Kamala Harris hat im TV-Duell mit Donald Trump die Nase vorn. Doch überzeugen kann keiner von beiden. Und die Moderatoren fallen mit ihren Fragestellungen unangenehm auf.
Donald Trump und Kamala Harris beim TV-Duell
Foto: IMAGO/Brian Cahn (www.imago-images.de) | Inhaltlich lieferte die Debatte kaum neue Erkenntnisse. Trump wie auch Harris klebten oft an den vorher einstudierten Sätzen und Pointen, dem Duell fehlte es daher über weite Strecken an Spontaneität.
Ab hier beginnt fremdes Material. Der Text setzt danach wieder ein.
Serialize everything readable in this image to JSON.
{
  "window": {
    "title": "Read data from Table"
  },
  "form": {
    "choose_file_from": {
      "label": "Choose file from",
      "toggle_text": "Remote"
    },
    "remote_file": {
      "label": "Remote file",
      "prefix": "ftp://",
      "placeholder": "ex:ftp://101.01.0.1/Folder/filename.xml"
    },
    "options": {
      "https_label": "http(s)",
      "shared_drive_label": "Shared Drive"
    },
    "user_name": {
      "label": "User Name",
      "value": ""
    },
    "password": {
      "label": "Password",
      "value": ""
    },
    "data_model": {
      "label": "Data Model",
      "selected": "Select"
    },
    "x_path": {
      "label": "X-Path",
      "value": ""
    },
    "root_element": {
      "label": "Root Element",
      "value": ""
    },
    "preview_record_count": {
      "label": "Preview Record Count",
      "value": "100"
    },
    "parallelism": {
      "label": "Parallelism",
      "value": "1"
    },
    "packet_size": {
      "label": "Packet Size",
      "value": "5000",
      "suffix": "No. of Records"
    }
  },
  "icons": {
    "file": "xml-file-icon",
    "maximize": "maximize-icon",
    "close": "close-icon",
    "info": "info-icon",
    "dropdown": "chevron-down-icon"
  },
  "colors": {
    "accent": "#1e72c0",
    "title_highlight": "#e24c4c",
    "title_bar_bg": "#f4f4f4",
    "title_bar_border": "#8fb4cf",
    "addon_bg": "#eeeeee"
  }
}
Eine große Überraschung bot sich gleich zu Beginn: Donald Trump und Kamala Harris begrüßten sich zum mit Spannung erwarteten Fernsehduell tatsächlich mit Handschlag. Eine Geste, auf die Joe Biden stets verzichtet hatte. Weitere Freundlichkeiten wurden am Dienstagabend auf der Bühne im National Constitution Center in Philadelphia jedoch nicht ausgetauscht. Der 90-minütige Schlagabtausch, der das erste persönliche Aufeinandertreffen zwischen Trump und Harris darstellte, war geprägt von gegenseitigen Vorwürfen, Unterstellungen und einer kaum verschleierten Abneigung der Kandidaten füreinander.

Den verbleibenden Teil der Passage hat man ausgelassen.